Huile sur panneau d'acajou, signée en bas à gauche.
69 x 112 cm + cadre (soit 173 x 147 cm)

Historique:

En mai 1890, Ziem s'installe à Venise pour six mois; Les fêtes de Venise s'ouvrent et comme il est de coutume pour la ville lacustre le départ en est donné par un coup de canon tiré d'un bateau spécialement pavoisé pour l'occasion. En plus de notre peinture, l'artiste exécute un autre tableau sur le même sujet qui sera acquis par l'Etat à la vente Sanmarcelli et qui figure actuellement dans les collections du musée du Petit Palais (Paris).
La critique, auparavant réticente, encense Ziem et parle du peintre comme "celui qui sait délayer un rayon de soleil sur sa palette". Dans une monographie consacrée à "la technique de Ziem", Marseille, 1912, Servian décrira ainsi l'oeuvre : "Le coup de canon eut un succès retentissant. Avec lui éclata la renommée de Ziem; il en répercuta les échos dans toutes les parties du monde des arts. Le grand Canal voit se dresser le Campanil et les palais. L'atmosphère palpite sous le ciel pur ; l'eau est toute miroitante des reflets des ombres mouvantes des personnages qui se trouvent dans une gondole, non loin d'un navire emparé et empanaché de fumée du canon que l'on vient de tirer. Parmi les oppositions capricieuses de la lumière et des ombres éclate la joie de vivre et l'enivrante gaieté.

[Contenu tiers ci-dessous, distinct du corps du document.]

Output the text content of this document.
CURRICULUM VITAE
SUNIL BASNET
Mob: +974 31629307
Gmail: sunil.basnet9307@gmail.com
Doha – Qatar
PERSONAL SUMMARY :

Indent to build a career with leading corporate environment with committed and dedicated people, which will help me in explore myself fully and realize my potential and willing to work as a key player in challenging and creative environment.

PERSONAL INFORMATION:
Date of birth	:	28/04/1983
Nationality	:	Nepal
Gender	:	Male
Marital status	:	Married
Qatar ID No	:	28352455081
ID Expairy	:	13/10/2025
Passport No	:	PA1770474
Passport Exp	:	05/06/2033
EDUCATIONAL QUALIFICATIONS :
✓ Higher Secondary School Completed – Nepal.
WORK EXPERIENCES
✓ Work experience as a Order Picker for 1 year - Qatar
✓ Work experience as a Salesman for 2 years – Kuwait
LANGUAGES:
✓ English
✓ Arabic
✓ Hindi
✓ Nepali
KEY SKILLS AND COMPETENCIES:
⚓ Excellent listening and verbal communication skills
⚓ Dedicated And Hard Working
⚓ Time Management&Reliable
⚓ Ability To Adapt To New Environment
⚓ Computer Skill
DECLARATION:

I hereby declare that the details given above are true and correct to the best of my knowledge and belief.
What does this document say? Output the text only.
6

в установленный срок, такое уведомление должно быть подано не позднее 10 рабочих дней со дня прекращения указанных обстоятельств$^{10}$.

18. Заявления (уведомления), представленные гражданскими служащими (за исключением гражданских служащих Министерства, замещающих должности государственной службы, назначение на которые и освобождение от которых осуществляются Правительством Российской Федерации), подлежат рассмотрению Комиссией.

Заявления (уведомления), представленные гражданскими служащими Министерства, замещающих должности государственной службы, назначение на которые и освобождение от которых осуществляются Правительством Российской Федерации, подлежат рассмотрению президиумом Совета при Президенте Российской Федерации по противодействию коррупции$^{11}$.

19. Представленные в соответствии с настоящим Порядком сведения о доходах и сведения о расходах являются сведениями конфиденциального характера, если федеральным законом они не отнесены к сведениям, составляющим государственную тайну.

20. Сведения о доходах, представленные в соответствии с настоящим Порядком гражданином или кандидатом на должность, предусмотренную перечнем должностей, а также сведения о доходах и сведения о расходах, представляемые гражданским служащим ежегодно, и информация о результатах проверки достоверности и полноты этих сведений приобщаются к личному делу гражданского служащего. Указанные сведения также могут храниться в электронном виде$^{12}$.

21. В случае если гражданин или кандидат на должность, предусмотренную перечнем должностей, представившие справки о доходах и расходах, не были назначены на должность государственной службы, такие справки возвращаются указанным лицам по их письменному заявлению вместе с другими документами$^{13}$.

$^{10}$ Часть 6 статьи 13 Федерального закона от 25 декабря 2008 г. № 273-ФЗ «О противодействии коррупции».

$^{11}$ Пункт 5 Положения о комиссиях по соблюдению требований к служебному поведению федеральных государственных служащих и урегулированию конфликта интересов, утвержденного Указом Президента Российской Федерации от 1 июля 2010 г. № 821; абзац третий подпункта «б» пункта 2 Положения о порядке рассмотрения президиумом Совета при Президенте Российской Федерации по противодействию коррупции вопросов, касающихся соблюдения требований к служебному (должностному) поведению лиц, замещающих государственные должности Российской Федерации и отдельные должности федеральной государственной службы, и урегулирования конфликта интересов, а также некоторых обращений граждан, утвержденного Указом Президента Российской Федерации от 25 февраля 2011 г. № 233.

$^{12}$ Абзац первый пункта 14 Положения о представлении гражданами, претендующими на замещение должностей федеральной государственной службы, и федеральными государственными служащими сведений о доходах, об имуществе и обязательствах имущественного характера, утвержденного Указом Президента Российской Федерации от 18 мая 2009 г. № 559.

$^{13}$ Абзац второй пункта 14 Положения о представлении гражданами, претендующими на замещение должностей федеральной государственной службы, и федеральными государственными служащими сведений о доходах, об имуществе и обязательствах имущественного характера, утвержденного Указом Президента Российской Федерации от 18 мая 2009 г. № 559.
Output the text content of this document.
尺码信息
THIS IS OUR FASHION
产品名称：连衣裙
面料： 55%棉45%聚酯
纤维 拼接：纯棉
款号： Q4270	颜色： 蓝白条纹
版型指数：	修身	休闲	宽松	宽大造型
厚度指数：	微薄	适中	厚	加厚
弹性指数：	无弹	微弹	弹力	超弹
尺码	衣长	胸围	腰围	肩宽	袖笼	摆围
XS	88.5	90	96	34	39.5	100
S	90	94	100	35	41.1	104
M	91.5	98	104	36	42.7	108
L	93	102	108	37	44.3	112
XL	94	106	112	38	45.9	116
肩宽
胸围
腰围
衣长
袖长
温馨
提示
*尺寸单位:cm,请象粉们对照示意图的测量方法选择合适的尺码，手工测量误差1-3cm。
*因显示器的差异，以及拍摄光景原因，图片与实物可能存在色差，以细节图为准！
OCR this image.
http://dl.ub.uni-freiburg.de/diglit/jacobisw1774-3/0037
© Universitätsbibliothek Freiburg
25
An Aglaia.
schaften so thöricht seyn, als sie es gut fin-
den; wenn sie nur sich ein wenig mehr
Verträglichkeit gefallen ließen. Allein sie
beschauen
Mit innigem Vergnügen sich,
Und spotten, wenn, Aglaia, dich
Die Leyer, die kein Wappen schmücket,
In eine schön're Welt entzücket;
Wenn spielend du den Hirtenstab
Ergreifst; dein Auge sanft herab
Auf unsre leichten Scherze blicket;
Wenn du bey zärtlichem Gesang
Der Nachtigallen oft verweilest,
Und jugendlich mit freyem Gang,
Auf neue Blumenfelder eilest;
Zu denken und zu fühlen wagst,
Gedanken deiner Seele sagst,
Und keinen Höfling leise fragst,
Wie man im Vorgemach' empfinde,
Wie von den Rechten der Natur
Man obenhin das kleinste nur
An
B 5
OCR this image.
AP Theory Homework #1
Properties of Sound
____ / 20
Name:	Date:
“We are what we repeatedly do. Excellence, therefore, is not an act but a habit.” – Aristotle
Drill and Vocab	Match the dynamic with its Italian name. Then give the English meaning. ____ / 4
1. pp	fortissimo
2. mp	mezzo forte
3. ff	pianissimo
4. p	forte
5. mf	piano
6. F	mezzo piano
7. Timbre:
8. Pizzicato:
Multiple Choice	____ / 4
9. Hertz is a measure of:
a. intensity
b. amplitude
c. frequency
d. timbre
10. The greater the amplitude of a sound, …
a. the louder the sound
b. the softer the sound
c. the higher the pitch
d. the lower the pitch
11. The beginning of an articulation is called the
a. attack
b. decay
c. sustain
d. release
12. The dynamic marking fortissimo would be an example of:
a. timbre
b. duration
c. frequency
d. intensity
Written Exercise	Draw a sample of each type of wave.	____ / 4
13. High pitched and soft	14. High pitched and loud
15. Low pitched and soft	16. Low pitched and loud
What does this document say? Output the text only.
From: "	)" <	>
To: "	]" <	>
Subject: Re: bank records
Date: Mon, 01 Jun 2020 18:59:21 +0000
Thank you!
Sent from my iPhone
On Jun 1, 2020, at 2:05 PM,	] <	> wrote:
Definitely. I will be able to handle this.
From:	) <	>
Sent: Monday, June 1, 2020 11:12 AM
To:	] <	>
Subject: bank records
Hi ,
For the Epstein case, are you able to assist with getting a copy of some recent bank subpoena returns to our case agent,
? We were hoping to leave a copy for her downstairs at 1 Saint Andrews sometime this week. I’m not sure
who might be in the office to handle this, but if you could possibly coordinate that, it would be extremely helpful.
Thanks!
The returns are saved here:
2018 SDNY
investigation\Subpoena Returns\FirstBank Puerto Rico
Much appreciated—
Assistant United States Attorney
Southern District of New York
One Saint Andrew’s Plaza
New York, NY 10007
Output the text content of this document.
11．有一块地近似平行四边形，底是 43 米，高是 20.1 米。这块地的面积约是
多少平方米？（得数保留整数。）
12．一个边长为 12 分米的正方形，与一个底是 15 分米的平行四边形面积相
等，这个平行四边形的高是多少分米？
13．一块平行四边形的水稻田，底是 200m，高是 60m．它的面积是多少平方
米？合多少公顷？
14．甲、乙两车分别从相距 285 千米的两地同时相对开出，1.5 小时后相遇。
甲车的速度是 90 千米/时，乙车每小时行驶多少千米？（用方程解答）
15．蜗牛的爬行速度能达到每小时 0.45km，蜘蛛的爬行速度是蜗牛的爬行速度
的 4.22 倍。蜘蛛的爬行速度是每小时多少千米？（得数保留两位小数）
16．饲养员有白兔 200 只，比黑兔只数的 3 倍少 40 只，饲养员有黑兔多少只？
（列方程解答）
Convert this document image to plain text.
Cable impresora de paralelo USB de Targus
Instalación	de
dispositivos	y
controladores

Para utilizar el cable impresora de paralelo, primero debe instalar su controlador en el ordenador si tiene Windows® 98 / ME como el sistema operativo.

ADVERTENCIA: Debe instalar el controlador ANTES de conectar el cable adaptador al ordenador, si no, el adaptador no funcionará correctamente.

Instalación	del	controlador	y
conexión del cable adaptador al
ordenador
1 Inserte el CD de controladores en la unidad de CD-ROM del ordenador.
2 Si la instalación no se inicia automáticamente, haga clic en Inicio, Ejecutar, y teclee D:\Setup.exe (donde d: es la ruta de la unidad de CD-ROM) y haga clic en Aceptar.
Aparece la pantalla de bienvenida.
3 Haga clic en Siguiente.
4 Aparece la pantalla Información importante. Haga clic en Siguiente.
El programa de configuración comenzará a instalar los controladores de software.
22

Et c'est une joie pour les yeux des spectateurs qui semblent participer à l'allégresse générale."

Provenance:
Première vente Zygomolas du 7 mai 1901, sous le n° 35.
L'oeuvre est reproduite dans le catalogue raisonné de Ziem, par Pierre Miquel, page 191, n° 1334, et dans le catalogue raisonné de Ziem par Anne Burdin-Hellebrandt, tome 1, page 98, sous le n° 246.

Le sujet:

Dans les nombreux "Venise" peints par Ziem, il est à noter que seulement 16 sujets représentant le coup de canon sont à ce jour référencés. 6 d'entre eux appartiennent à des musées (2 au Petit Palais à Paris; 1 au Palais Fesch à Ajaccio; 1 au Musée Ziem de Martigues; 1 au Denver Museum de Denver; 1 au Metropolitan Art Museum de New York).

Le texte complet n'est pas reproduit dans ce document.